In [1]:
import json
import numpy as np
from openai import OpenAI
from order_by.sorting import *
from order_by.utils import *
import openai
from collections import defaultdict

with open(".open_ai_api_key", "r") as f:
    api_key = f.read().strip()

print(openai.__version__)
client = OpenAI(api_key=api_key)

1.95.1


# Sample and save data

In [2]:
# import datasets

# data = datasets.load_dataset("ms_marco", "v1.1", split="train")
# sampled_data = data.shuffle(seed=42).select(range(100))
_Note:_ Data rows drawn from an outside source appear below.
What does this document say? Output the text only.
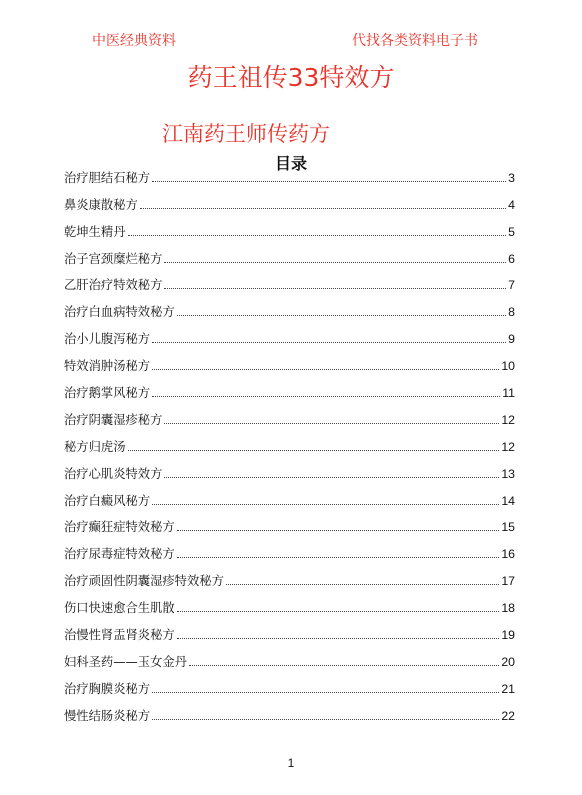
中医经典资料	代找各类资料电子书
药王祖传33特效方
江南药王师传药方
目录
治疗胆结石秘方	3
鼻炎康散秘方	4
乾坤生精丹	5
治子宫颈糜烂秘方	6
乙肝治疗特效秘方	7
治疗白血病特效秘方	8
治小儿腹泻秘方	9
特效消肿汤秘方	10
治疗鹅掌风秘方	11
治疗阴囊湿疹秘方	12
秘方归虎汤	12
治疗心肌炎特效方	13
治疗白癜风秘方	14
治疗癫狂症特效秘方	15
治疗尿毒症特效秘方	16
治疗顽固性阴囊湿疹特效秘方	17
伤口快速愈合生肌散	18
治慢性肾盂肾炎秘方	19
妇科圣药——玉女金丹	20
治疗胸膜炎秘方	21
慢性结肠炎秘方	22
1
# data_list = [dict(item) for item in sampled_data]
# with open("msmarco_v1.1_sampled_100.json", "w") as f:
#     json.dump(data_list, f, indent=2)

# print("Saved to 'msmarco_v1.1_sampled_100.json'")

# Load Experiment Data

In [3]:
with open("msmarco_v1.1_sampled_100.json", "r") as f:
    data = json.load(f)

# Prompts Template

In [None]:
# TODO: problem: many output scores are the same, so we need to figure out how to measure the precision of these scenarios
pointwise_prompt_template = """You are given a question and a passage. Evaluate how well the passage answers the question by assigning a score from 0 to 5.\nOutput only a float score.\nQuestion: {question}\nPassage: {passage}\nScore:"""

external_pointwise_prompt_template = """You are given a question and a list of passages. Evaluate how well each passage answers the question. For each passage, assign a float score from 0 to 5.\nOutput a JSON list of float scores in the same order as the input passages.\nQuestion: {question}\nPassages:\n{numbered_passages}\nScore:"""

pairwise_comparison_prompt_template = """You are given a question and two passages. Determine which passage answers the question better.\nQuestion: {question}\nPassage A: {passage_a}\nPassage B: {passage_b}\nOutput only one word: 'A' if Passage A is better, 'B' if Passage B is better, or 'Equal' if both are equally good."""

external_comparison_prompt_template = """You are given a question and a list of passages. Rank the passages based on how well they answer the question, from best to worst.\nQuestion: {question}\nPassages:\n{numbered_passages}\nOutput a JSON list of passage numbers in ranked order (best to worst)."""

In [18]:
def create_numbered_passages(passages):
    return "\n".join([f"{i+1}. {p}" for i, p in enumerate(passages)])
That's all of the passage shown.